1from nemo_curator.pipeline import Pipeline
2from nemo_curator.backends.xenna import XennaExecutor
3from nemo_curator.stages.audio.preprocessing.mono_conversion import MonoConversionStage
4from nemo_curator.stages.audio.segmentation.vad_segmentation import VADSegmentationStage
5from nemo_curator.stages.audio.filtering.band import BandFilterStage
6from nemo_curator.stages.audio.io.convert import AudioToDocumentStage
7from nemo_curator.stages.text.io.writer import JsonlWriter
8
9pipeline = Pipeline(name="band_filtering")
10
11# 1. Normalize input
12pipeline.add_stage(MonoConversionStage(output_sample_rate=48000))
13
14# 2. Segment
15pipeline.add_stage(VADSegmentationStage(min_duration_sec=2.0))
16
17# 3. Keep only full-band segments
18pipeline.add_stage(
19 BandFilterStage(
20 band_value="full_band",
21 cache_dir="./.cache/band_filter",
22 )
23)
24
25# 4. Export
26pipeline.add_stage(AudioToDocumentStage())
27pipeline.add_stage(JsonlWriter(path="./full_band_audio"))
28
29executor = XennaExecutor()
30pipeline.run(executor)

Best Practices

  • Verify your assumption first: don’t band-filter without first confirming your dataset actually contains a mix. If everything is full-band, you’ll just add latency for no benefit.

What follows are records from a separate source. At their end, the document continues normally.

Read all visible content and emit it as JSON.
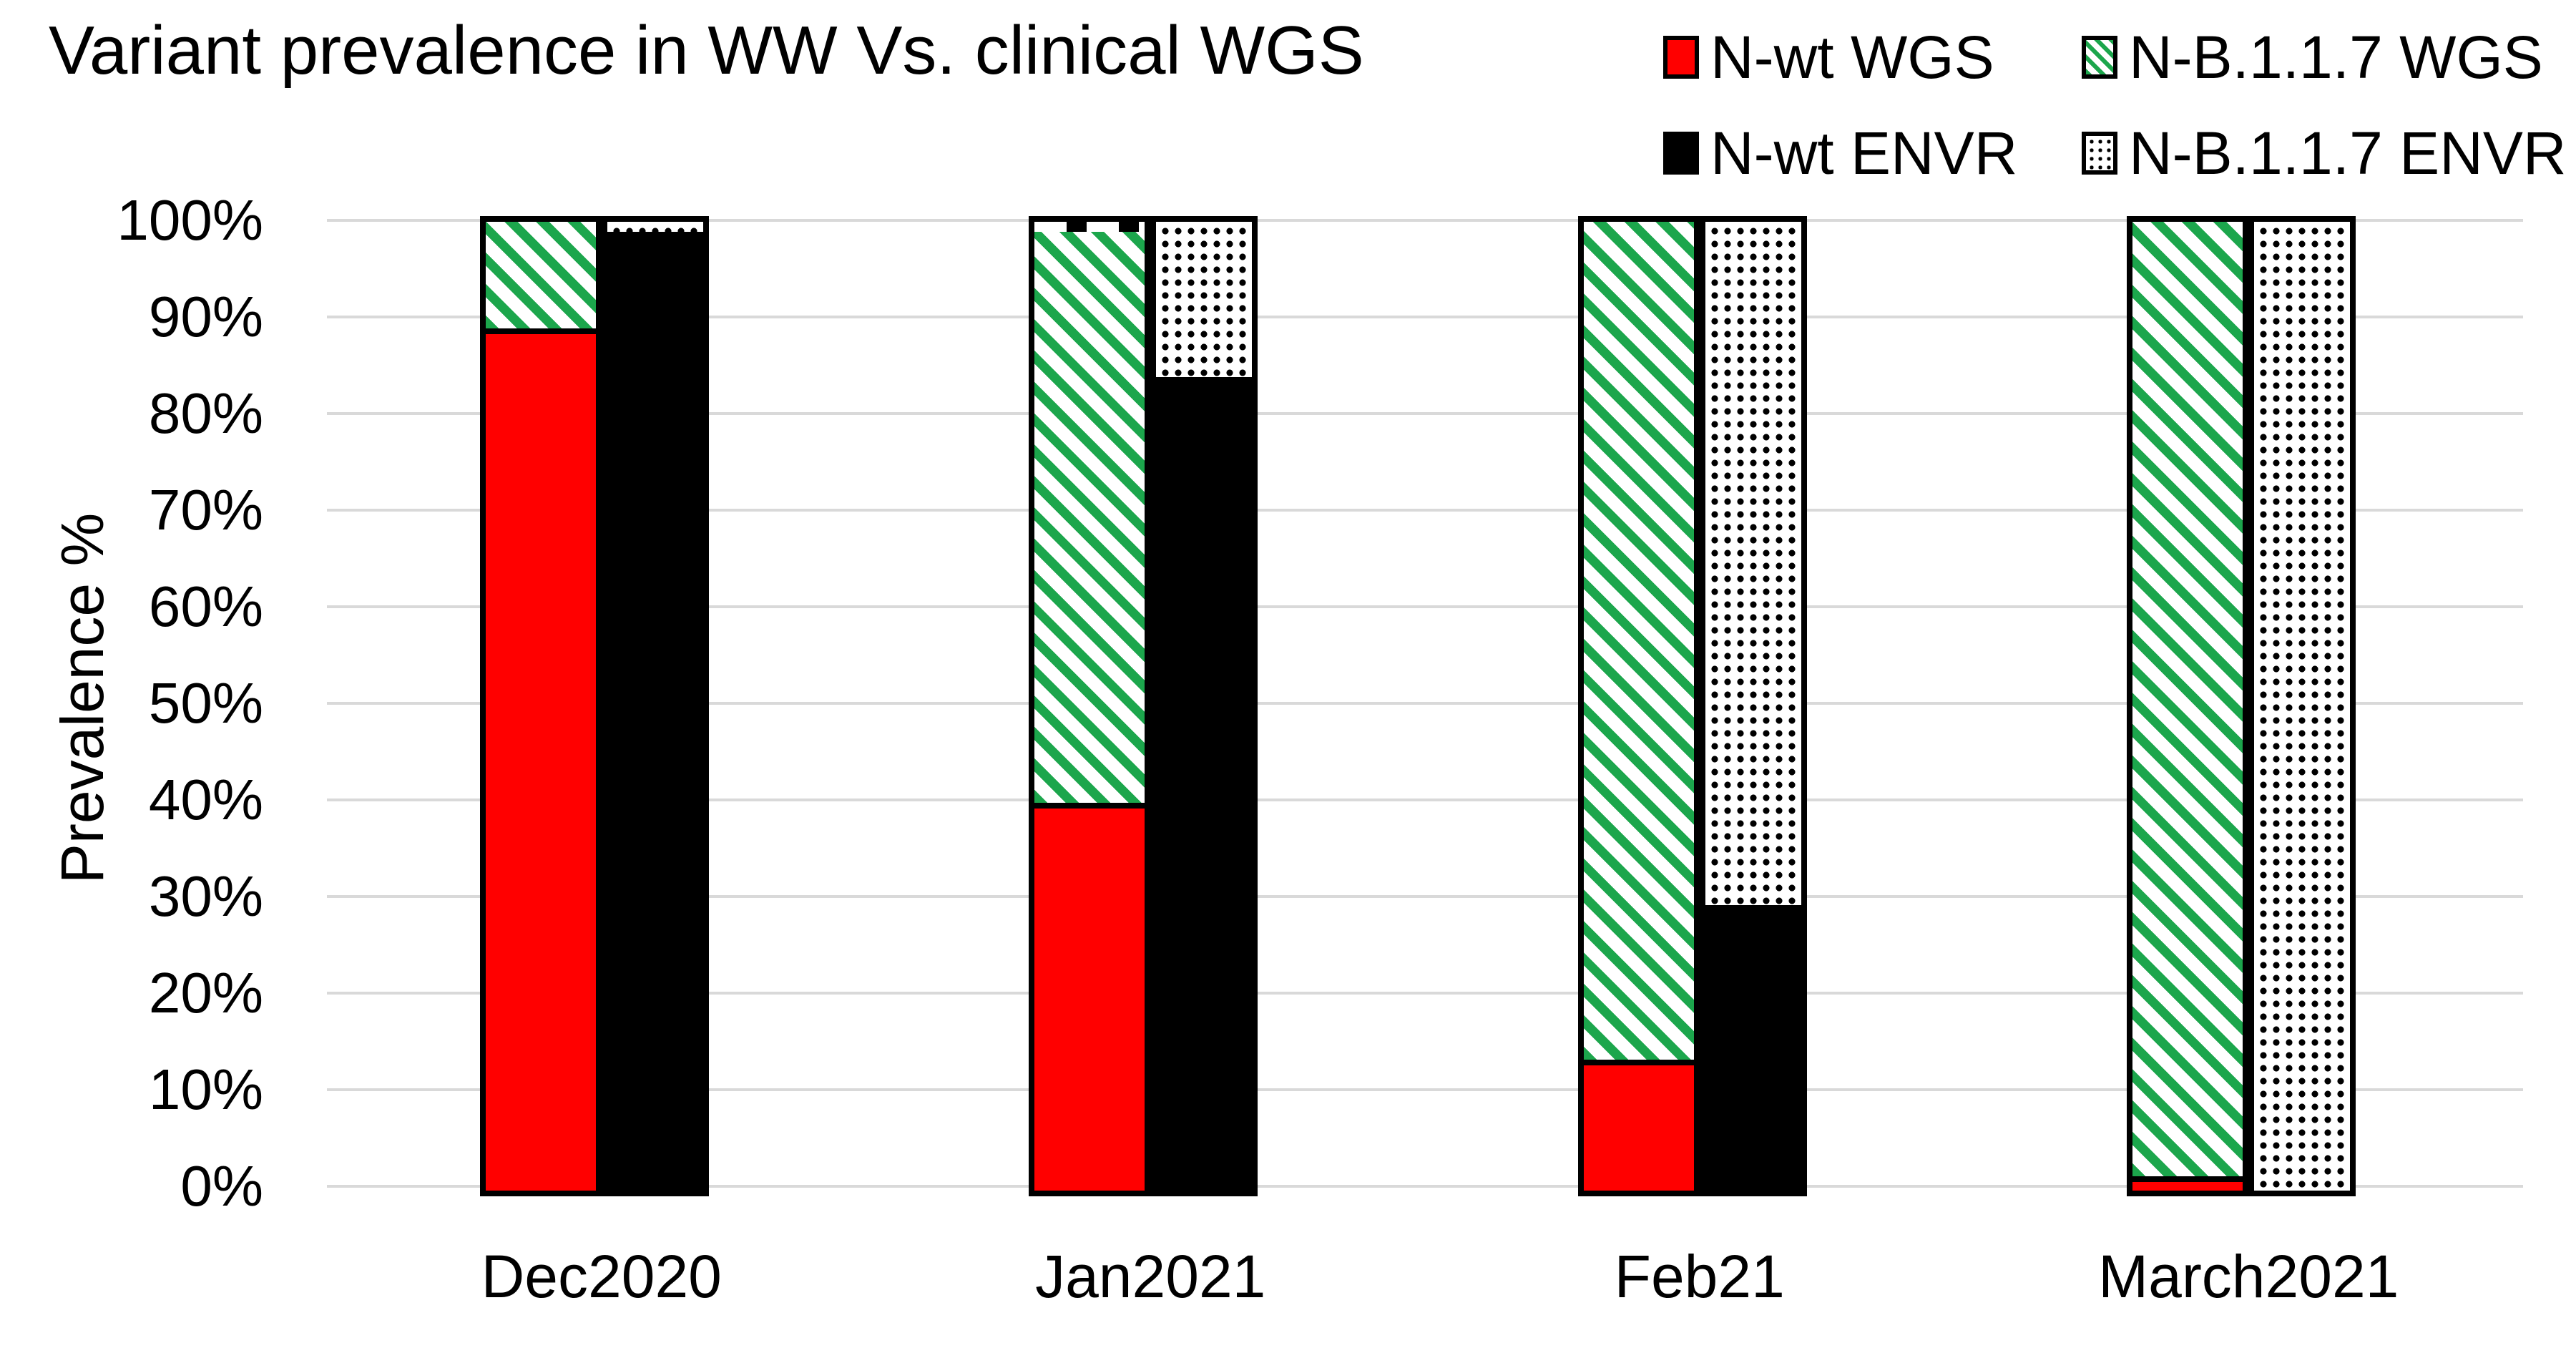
{
  "chart_data": {
    "type": "bar",
    "variant": "clustered-stacked",
    "title": "Variant prevalence in WW Vs. clinical WGS",
    "xlabel": "",
    "ylabel": "Prevalence %",
    "categories": [
      "Dec2020",
      "Jan2021",
      "Feb21",
      "March2021"
    ],
    "y_axis": {
      "min": 0,
      "max": 100,
      "step": 10,
      "tick_labels": [
        "0%",
        "10%",
        "20%",
        "30%",
        "40%",
        "50%",
        "60%",
        "70%",
        "80%",
        "90%",
        "100%"
      ],
      "grid": true,
      "grid_color": "#D9D9D9"
    },
    "bars_per_category": [
      "WGS",
      "ENVR"
    ],
    "series": [
      {
        "name": "N-wt WGS",
        "bar": "WGS",
        "style": "solid-red",
        "color": "#FF0000",
        "values": [
          89,
          40,
          13.5,
          1.5
        ]
      },
      {
        "name": "N-B.1.1.7 WGS",
        "bar": "WGS",
        "style": "green-diagonal-hatch",
        "color": "#1CA64C",
        "values": [
          11,
          59,
          86.5,
          98.5
        ]
      },
      {
        "name": "N-wt ENVR",
        "bar": "ENVR",
        "style": "solid-black",
        "color": "#000000",
        "values": [
          99,
          84,
          29.5,
          0
        ]
      },
      {
        "name": "N-B.1.1.7 ENVR",
        "bar": "ENVR",
        "style": "black-dots-on-white",
        "color": "#000000",
        "values": [
          1,
          16,
          70.5,
          100
        ]
      }
    ],
    "wgs_top_dash_cap_values": [
      0,
      1,
      0,
      0
    ],
    "legend": {
      "position": "top-right",
      "rows": [
        [
          {
            "label": "N-wt WGS",
            "swatch": "solid-red"
          },
          {
            "label": "N-B.1.1.7 WGS",
            "swatch": "green-hatch"
          }
        ],
        [
          {
            "label": "N-wt ENVR",
            "swatch": "solid-black"
          },
          {
            "label": "N-B.1.1.7 ENVR",
            "swatch": "white-dots"
          }
        ]
      ]
    },
    "colors": {
      "red": "#FF0000",
      "green": "#1CA64C",
      "black": "#000000",
      "grid": "#D9D9D9"
    }
  }
}
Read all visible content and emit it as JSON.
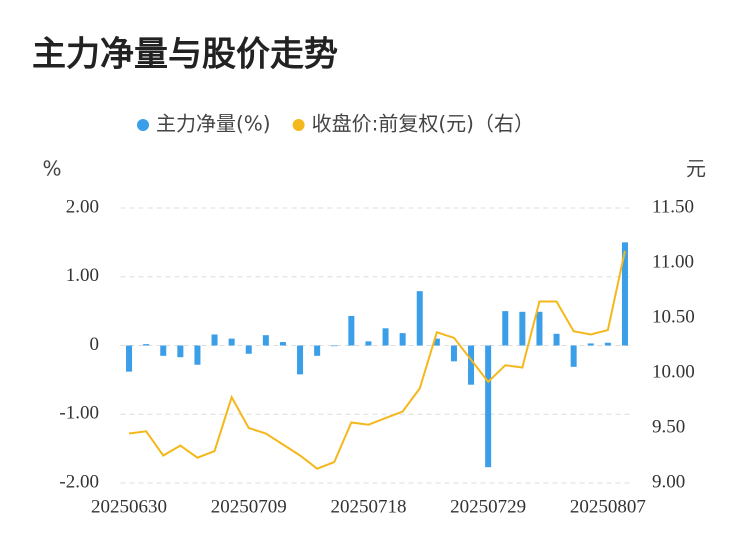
{
  "chart_data": {
    "type": "bar-line",
    "title": "主力净量与股价走势",
    "y_label": "%",
    "y2_label": "元",
    "categories": [
      "20250630",
      null,
      null,
      null,
      null,
      null,
      null,
      "20250709",
      null,
      null,
      null,
      null,
      null,
      null,
      "20250718",
      null,
      null,
      null,
      null,
      null,
      null,
      "20250729",
      null,
      null,
      null,
      null,
      null,
      null,
      "20250807",
      null
    ],
    "series": [
      {
        "name": "主力净量(%)",
        "type": "bar",
        "color": "#3a9ee8",
        "values": [
          -0.38,
          0.02,
          -0.15,
          -0.17,
          -0.28,
          0.16,
          0.1,
          -0.12,
          0.15,
          0.05,
          -0.42,
          -0.15,
          -0.01,
          0.43,
          0.06,
          0.25,
          0.18,
          0.79,
          0.1,
          -0.23,
          -0.57,
          -1.77,
          0.5,
          0.49,
          0.49,
          0.17,
          -0.31,
          0.03,
          0.04,
          1.5
        ]
      },
      {
        "name": "收盘价:前复权(元)（右）",
        "type": "line",
        "axis": "y2",
        "color": "#f5b81c",
        "values": [
          9.45,
          9.47,
          9.25,
          9.34,
          9.23,
          9.29,
          9.78,
          9.5,
          9.45,
          9.35,
          9.25,
          9.13,
          9.19,
          9.55,
          9.53,
          9.59,
          9.65,
          9.86,
          10.37,
          10.32,
          10.12,
          9.92,
          10.07,
          10.05,
          10.65,
          10.65,
          10.38,
          10.35,
          10.39,
          11.11
        ]
      }
    ],
    "ylim": [
      -2,
      2
    ],
    "yticks": [
      {
        "value": 2,
        "label": "2.00"
      },
      {
        "value": 1,
        "label": "1.00"
      },
      0,
      {
        "value": -1,
        "label": "-1.00"
      },
      {
        "value": -2,
        "label": "-2.00"
      }
    ],
    "y2lim": [
      9,
      11.5
    ],
    "y2ticks": [
      {
        "value": 11.5,
        "label": "11.50"
      },
      {
        "value": 11,
        "label": "11.00"
      },
      {
        "value": 10.5,
        "label": "10.50"
      },
      {
        "value": 10,
        "label": "10.00"
      },
      {
        "value": 9.5,
        "label": "9.50"
      },
      {
        "value": 9,
        "label": "9.00"
      }
    ],
    "grid": true,
    "legend": "top"
  }
}
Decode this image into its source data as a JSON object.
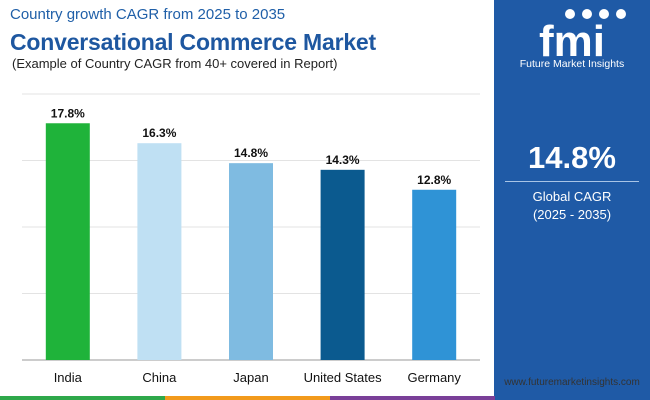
{
  "header": {
    "subtitle": "Country growth CAGR from 2025 to 2035",
    "title": "Conversational Commerce Market",
    "note": "(Example of Country CAGR from 40+ covered in Report)"
  },
  "sidebar": {
    "logo_text": "fmi",
    "brand": "Future Market Insights",
    "kpi_value": "14.8%",
    "kpi_label": "Global CAGR",
    "kpi_period": "(2025 - 2035)",
    "background": "#1f5aa6"
  },
  "footer": {
    "url": "www.futuremarketinsights.com",
    "stripe_colors": [
      "#2ea84a",
      "#f29a1c",
      "#7a3f98",
      "#1f5aa6"
    ]
  },
  "chart_data": {
    "type": "bar",
    "categories": [
      "India",
      "China",
      "Japan",
      "United States",
      "Germany"
    ],
    "values": [
      17.8,
      16.3,
      14.8,
      14.3,
      12.8
    ],
    "value_labels": [
      "17.8%",
      "16.3%",
      "14.8%",
      "14.3%",
      "12.8%"
    ],
    "colors": [
      "#1fb33a",
      "#bfe0f3",
      "#7fbbe1",
      "#0b5a8f",
      "#2f93d6"
    ],
    "ylim": [
      0,
      20
    ],
    "grid": true,
    "title": "",
    "xlabel": "",
    "ylabel": ""
  }
}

  • Cache the model: set cache_dir to avoid re-downloading the classifier on every run, especially in containerized or ephemeral environments.
  • Place band filter early: it’s cheap (CPU-only). Run it before expensive GPU stages (UTMOS, SIGMOS, speaker separation) so you don’t pay for scoring audio you’d reject anyway.
  • Don’t mix band_value with MonoConversionStage resampling: if upstream resampling has changed the spectrum, the classifier may misclassify. Place the band filter immediately after VAD on the original-rate audio when possible.